SO I see that as well as many other things that are amiss with the world – on the local evening news – the elderly population is once again being blamed for another thing ‘wrong’ in the country today.

Now it is the affordable housing shortage at the ‘starting point’ of the housing ladder. Apparently as senior citizens. ‘They’ are not downsizing, therefore, as younger families already on the lower end of the housing ladder need to expand, they are unable to move up into larger houses – ‘normally’ left free by the elderly population.

Purportedly the families wishing to get from rental or mum and dad’s house onto the bottom rung of the housing ladder are now finding things very difficult, as the younger families already on the self-owned lower rung cannot move up because – yeah you guessed, the elderly population are not downsizing.

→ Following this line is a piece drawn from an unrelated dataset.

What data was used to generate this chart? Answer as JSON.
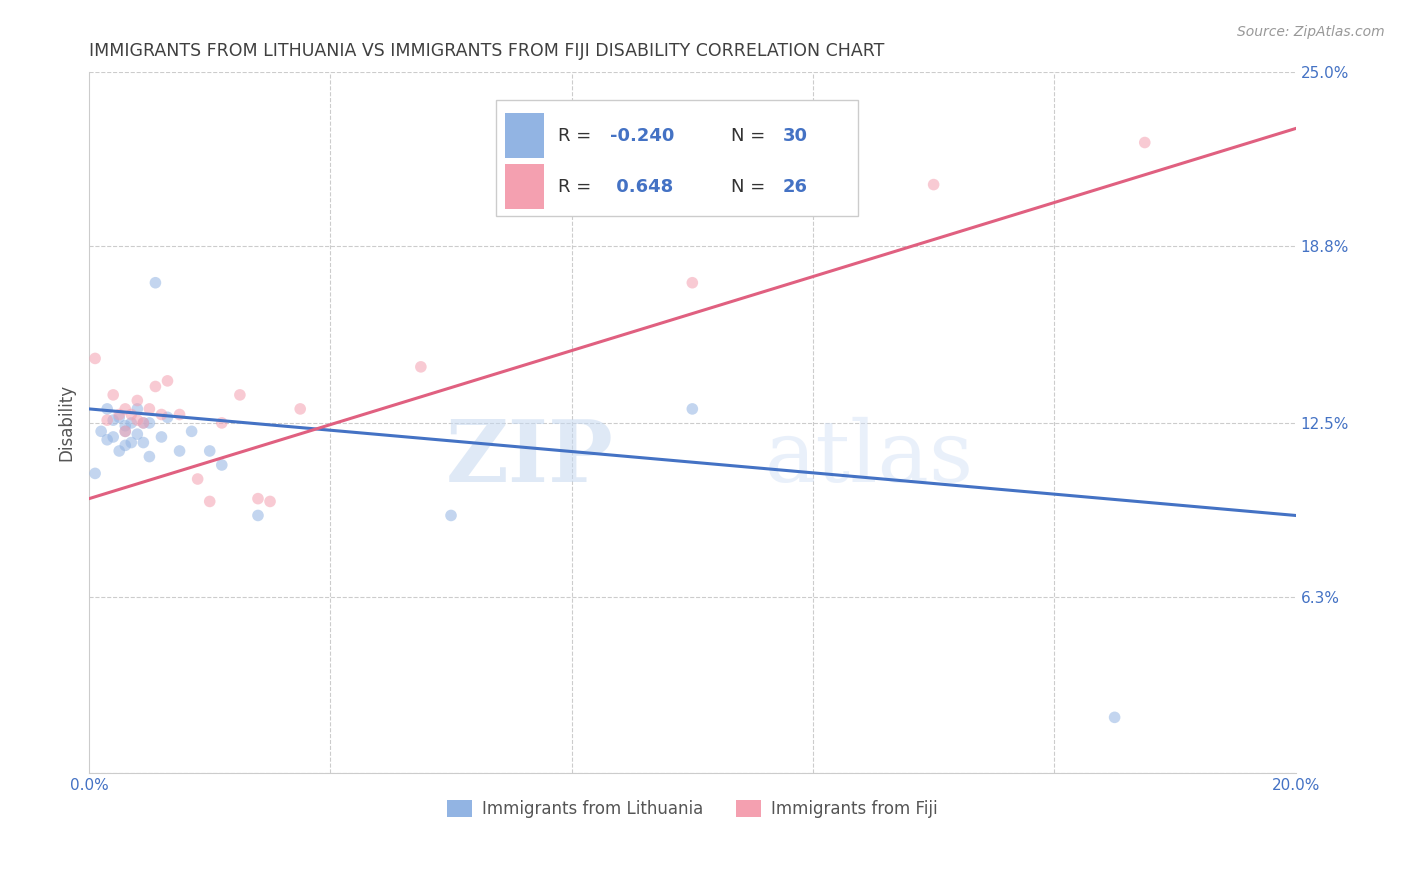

So how does that work then? Once again, the older generation are being used as scapegoats for this, in addition to taking up ‘unnecessary’ hospital beds and blamed for the crisis within the NHS, living too long and claiming their just deserts – money being expended on elderly people which could be used to prop up our ailing economy and so on.

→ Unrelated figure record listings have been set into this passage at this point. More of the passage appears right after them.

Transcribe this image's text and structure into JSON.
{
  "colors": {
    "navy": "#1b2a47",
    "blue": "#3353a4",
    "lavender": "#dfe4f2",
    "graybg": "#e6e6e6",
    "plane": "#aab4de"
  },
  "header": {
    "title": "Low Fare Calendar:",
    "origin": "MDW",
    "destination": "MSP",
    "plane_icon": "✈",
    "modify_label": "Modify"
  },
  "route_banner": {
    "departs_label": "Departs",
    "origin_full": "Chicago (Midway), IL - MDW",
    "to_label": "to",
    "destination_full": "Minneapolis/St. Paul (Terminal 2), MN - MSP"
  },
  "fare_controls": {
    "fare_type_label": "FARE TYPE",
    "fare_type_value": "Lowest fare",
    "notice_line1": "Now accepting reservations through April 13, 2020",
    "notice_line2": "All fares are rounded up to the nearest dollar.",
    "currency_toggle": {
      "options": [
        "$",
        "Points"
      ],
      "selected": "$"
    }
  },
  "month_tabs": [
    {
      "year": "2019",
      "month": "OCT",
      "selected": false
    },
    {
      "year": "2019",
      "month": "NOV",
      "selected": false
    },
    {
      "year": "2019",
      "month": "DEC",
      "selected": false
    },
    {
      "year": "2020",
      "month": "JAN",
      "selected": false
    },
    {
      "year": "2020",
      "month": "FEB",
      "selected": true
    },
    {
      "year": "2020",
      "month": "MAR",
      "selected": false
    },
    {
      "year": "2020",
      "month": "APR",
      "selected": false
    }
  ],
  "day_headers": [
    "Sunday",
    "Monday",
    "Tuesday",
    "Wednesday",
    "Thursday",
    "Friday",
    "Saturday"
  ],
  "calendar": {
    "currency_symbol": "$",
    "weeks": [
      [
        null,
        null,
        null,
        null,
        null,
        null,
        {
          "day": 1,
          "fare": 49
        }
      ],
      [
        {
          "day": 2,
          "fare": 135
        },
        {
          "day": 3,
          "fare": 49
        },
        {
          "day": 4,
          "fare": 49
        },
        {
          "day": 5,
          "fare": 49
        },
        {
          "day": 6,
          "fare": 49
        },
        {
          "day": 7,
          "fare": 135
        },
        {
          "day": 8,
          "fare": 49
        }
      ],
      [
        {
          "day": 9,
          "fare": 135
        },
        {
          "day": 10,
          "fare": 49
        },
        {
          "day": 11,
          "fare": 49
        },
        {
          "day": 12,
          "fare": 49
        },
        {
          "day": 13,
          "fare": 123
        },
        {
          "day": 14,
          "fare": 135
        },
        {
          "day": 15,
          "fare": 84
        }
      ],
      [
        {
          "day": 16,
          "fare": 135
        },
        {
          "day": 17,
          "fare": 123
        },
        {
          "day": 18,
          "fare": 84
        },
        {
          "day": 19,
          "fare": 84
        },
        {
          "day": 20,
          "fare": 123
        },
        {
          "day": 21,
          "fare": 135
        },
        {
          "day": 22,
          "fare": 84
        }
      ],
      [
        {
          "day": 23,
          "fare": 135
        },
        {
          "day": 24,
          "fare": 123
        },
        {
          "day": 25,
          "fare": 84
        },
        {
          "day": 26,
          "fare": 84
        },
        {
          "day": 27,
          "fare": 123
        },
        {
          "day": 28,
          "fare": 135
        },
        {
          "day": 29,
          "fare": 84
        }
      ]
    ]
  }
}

The economy that is being helped to ruin by the possible, in all but name, Coup D’état / insurrection being attempted by the union leaderships. Riling up their rank-and-file members, in turn, to try and convince the general public to replace the current government and install a party funded by the unions and hence the whole population could be run by the unions, via the back door. Back to the good old 70s then!

A lot is forgotten about the billions spent on furlough payments, etc, the economy affected by Covid and the world recession caused by it.

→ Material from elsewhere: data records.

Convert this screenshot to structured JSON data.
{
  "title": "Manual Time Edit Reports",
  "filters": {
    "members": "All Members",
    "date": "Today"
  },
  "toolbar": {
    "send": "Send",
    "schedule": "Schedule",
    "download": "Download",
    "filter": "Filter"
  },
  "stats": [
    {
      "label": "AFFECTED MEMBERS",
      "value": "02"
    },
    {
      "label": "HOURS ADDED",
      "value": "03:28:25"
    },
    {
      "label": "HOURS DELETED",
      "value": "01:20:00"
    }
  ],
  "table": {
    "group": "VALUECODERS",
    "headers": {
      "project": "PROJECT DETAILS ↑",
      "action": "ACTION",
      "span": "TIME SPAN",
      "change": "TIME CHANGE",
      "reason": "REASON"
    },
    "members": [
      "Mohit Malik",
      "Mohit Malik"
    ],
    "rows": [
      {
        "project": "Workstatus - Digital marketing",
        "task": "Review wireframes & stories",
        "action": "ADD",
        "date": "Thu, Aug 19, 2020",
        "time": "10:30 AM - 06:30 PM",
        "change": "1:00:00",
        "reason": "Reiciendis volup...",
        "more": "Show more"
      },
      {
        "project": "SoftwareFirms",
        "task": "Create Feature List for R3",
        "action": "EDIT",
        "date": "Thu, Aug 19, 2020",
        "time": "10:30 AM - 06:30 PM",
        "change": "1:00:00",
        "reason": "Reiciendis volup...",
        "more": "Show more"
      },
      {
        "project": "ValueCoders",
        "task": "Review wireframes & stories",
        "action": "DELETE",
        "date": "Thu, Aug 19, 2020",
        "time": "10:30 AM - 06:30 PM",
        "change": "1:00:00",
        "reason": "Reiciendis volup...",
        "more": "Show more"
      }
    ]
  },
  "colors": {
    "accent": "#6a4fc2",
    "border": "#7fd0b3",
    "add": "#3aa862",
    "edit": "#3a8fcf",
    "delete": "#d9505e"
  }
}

I don’t suppose the unions know where they are going but they are determined to set a speed record getting there.

Anyway, I digress... back to the main subject. As I said previously, so how does that work? Elderly people sell the larger properties to downsize and buy smaller properties, the younger larger families move up to the larger properties left vacant by the older population – where do the young families go? Ah! I know it is the people of the elderly population who are to blame again, as they have downsized and bought up all the smaller less expensive properties.

What shall we do with all these elderly people that helped to build the country of today that gave up a lot of comforts in order to give a better life to their children, paid 16.5 per cent mortgage interest rates, to buy a house and still managed to survive and end up, after years of hard graft, in a house that by some opinions are far too grand for such old fogies.

Do I sound resentful? Yes, I am, as I am one those highly criticised elderly citizens accused of taking houses from the young.

I am beginning to feel like alien in my own country. What next? Maybe we shall be blamed for all the spy balloons?